Tuesday, November 27, 2012

Creativity Overview

Twyla Tharp has a lot of ideas about creativity and suggestions about how to follow these ideas. Much of her book is examples of artists who taught her their methods whether directly or otherwise influenced her. Her ideas come from a fast pace approach the creativity in which one doesn't simply sit down and be creative but learns ways to harness their creativity. Maybe not applicable for all, her teachings seem geared towards adults in a field in which creativity is key. She, for instance, is a choreographer so creativity is her foundation. She asks us to step outside of the box and embrace our mistakes that society would otherwise tell us were failures. She has a positive outlook on the process and would seem to wish it utilized more in today's world. She knows the importance of a creative mind in any profession because without creativity we have nothing new or fresh to work with and we become sort of stuck in our old ways. We see creativity as something completely new but there is no such thing because as she says in the book everything comes from something else, there is no original thought. Creativity is simply the process of taking pieces of what we have and gluing them together in a different way.
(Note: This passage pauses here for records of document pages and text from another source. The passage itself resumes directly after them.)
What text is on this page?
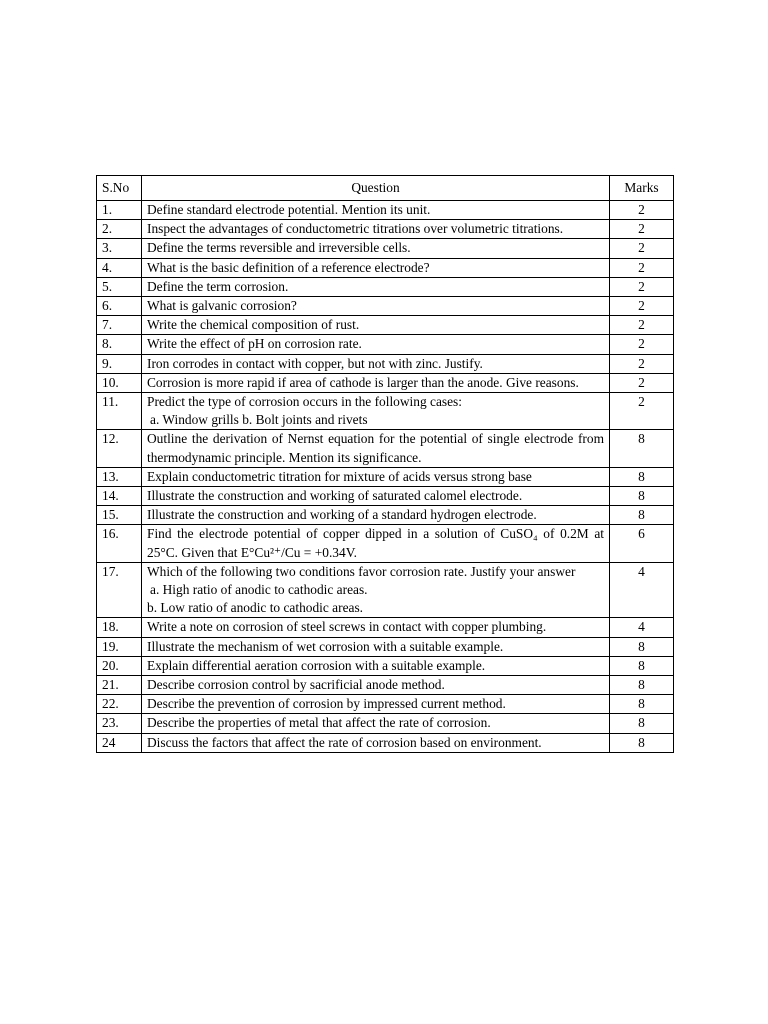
S.No	Question	Marks
1.	Define standard electrode potential. Mention its unit.	2
2.	Inspect the advantages of conductometric titrations over volumetric titrations.	2
3.	Define the terms reversible and irreversible cells.	2
4.	What is the basic definition of a reference electrode?	2
5.	Define the term corrosion.	2
6.	What is galvanic corrosion?	2
7.	Write the chemical composition of rust.	2
8.	Write the effect of pH on corrosion rate.	2
9.	Iron corrodes in contact with copper, but not with zinc. Justify.	2
10.	Corrosion is more rapid if area of cathode is larger than the anode. Give reasons.	2
11.	Predict the type of corrosion occurs in the following cases:
a. Window grills b. Bolt joints and rivets	2
12.	Outline the derivation of Nernst equation for the potential of single electrode from thermodynamic principle. Mention its significance.	8
13.	Explain conductometric titration for mixture of acids versus strong base	8
14.	Illustrate the construction and working of saturated calomel electrode.	8
15.	Illustrate the construction and working of a standard hydrogen electrode.	8
16.	Find the electrode potential of copper dipped in a solution of CuSO₄ of 0.2M at 25°C. Given that E°Cu²⁺/Cu = +0.34V.	6
17.	Which of the following two conditions favor corrosion rate. Justify your answer
a. High ratio of anodic to cathodic areas.
b. Low ratio of anodic to cathodic areas.	4
18.	Write a note on corrosion of steel screws in contact with copper plumbing.	4
19.	Illustrate the mechanism of wet corrosion with a suitable example.	8
20.	Explain differential aeration corrosion with a suitable example.	8
21.	Describe corrosion control by sacrificial anode method.	8
22.	Describe the prevention of corrosion by impressed current method.	8
23.	Describe the properties of metal that affect the rate of corrosion.	8
24	Discuss the factors that affect the rate of corrosion based on environment.	8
If we put more emphasis on individuality in the younger years of schooling perhaps that would be a conductor for teaching creativity. Children want so badly to be a mold of something they see or hear about because that's the way society is today, everyone fits into a mold. By teaching from a young age and beyond that you can be anything you want to be, we would feel more at ease with our creativity and fear less the rejection of others that may hold us back from overstepping our boundaries into something magnificent.